La virilité du gel douche incarnée. “Conseil intelligence sociale”.

Soral Circus

Alain Soral se répand sur ses histoires sexuelles avec des juifs ou des juives, pose triomphalement aux côtés de Jacques Attali, présente un militant pro-israélien pur et dur, devenu cadre important du CRIJF, à Marine Le Pen.

Il promeut des juifs “antisionistes” appelant les musulmans à “se préparer à la guerre” contre la France et les Français. Il fait des “quenelles” à Berlin pour moquer les lois anti-révisionnistes hexagonales dont l’existence en Russie le laisse muet.

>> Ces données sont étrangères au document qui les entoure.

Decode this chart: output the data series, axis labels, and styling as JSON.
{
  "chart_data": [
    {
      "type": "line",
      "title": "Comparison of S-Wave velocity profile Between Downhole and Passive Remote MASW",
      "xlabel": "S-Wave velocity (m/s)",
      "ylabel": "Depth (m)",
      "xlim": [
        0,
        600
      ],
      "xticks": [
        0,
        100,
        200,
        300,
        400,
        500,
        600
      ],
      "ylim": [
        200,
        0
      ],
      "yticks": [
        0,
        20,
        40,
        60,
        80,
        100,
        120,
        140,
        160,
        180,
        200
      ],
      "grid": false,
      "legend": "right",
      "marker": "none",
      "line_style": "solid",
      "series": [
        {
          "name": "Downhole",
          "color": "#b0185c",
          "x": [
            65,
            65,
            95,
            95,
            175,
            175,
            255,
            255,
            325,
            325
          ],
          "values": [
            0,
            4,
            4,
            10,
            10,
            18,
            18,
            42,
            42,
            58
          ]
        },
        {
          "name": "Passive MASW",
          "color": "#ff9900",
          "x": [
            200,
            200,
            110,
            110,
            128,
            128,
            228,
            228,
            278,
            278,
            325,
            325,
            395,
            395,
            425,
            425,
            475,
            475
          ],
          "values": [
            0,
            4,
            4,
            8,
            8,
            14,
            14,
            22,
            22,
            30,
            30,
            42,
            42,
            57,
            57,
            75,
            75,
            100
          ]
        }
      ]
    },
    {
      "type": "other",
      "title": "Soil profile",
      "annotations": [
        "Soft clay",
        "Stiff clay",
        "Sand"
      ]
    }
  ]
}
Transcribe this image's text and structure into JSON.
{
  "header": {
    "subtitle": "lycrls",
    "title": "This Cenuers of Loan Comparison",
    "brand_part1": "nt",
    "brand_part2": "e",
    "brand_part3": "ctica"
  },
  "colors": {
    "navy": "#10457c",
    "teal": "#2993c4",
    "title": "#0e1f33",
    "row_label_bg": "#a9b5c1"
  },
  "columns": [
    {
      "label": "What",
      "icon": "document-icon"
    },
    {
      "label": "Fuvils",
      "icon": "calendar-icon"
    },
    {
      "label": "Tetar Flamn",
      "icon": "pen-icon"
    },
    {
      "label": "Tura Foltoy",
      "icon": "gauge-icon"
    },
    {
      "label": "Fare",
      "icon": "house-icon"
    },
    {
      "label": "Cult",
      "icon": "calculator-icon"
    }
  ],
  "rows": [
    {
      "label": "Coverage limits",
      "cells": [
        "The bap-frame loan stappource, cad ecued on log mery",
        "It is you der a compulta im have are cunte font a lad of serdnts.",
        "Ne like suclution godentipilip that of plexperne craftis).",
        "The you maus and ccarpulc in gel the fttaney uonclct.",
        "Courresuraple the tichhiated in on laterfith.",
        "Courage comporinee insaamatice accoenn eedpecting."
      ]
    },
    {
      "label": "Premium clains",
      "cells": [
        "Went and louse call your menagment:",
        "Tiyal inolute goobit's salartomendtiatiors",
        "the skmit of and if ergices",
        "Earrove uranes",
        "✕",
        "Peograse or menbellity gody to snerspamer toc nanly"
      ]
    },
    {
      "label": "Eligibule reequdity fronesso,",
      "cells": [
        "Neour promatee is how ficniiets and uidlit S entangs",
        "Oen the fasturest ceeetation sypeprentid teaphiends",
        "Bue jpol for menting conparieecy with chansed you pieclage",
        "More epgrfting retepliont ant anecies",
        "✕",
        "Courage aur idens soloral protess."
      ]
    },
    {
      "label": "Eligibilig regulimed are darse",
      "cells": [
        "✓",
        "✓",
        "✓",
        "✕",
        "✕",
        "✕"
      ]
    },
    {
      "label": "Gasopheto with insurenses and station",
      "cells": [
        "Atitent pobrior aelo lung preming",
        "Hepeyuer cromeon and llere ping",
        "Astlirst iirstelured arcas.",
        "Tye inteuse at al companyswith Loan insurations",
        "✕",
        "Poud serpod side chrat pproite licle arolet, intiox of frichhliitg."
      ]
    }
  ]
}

“Antisioniste” verbeux, il soutient Trump, un des présidents les plus pro-israéliens jamais élus.

Quelle cohérence a ce cirque ?

L’antisionisme de bazar du gérant de KK n’est qu’un énième segment de marché exploité pour un plan retraite. Ce “bruit” n’a plus qu’une fonction : exciter les musulmans au crime, en prenant un petit billet au passage.

Le moment est venu d’en finir politiquement avec l’imposture Soral. Cet élément toxique sera invariablement chassé des différents milieux identitaires de la nouvelle génération.  D’ici à un an, deux ans au maximum, il n’en restera plus rien de véritablement tangible.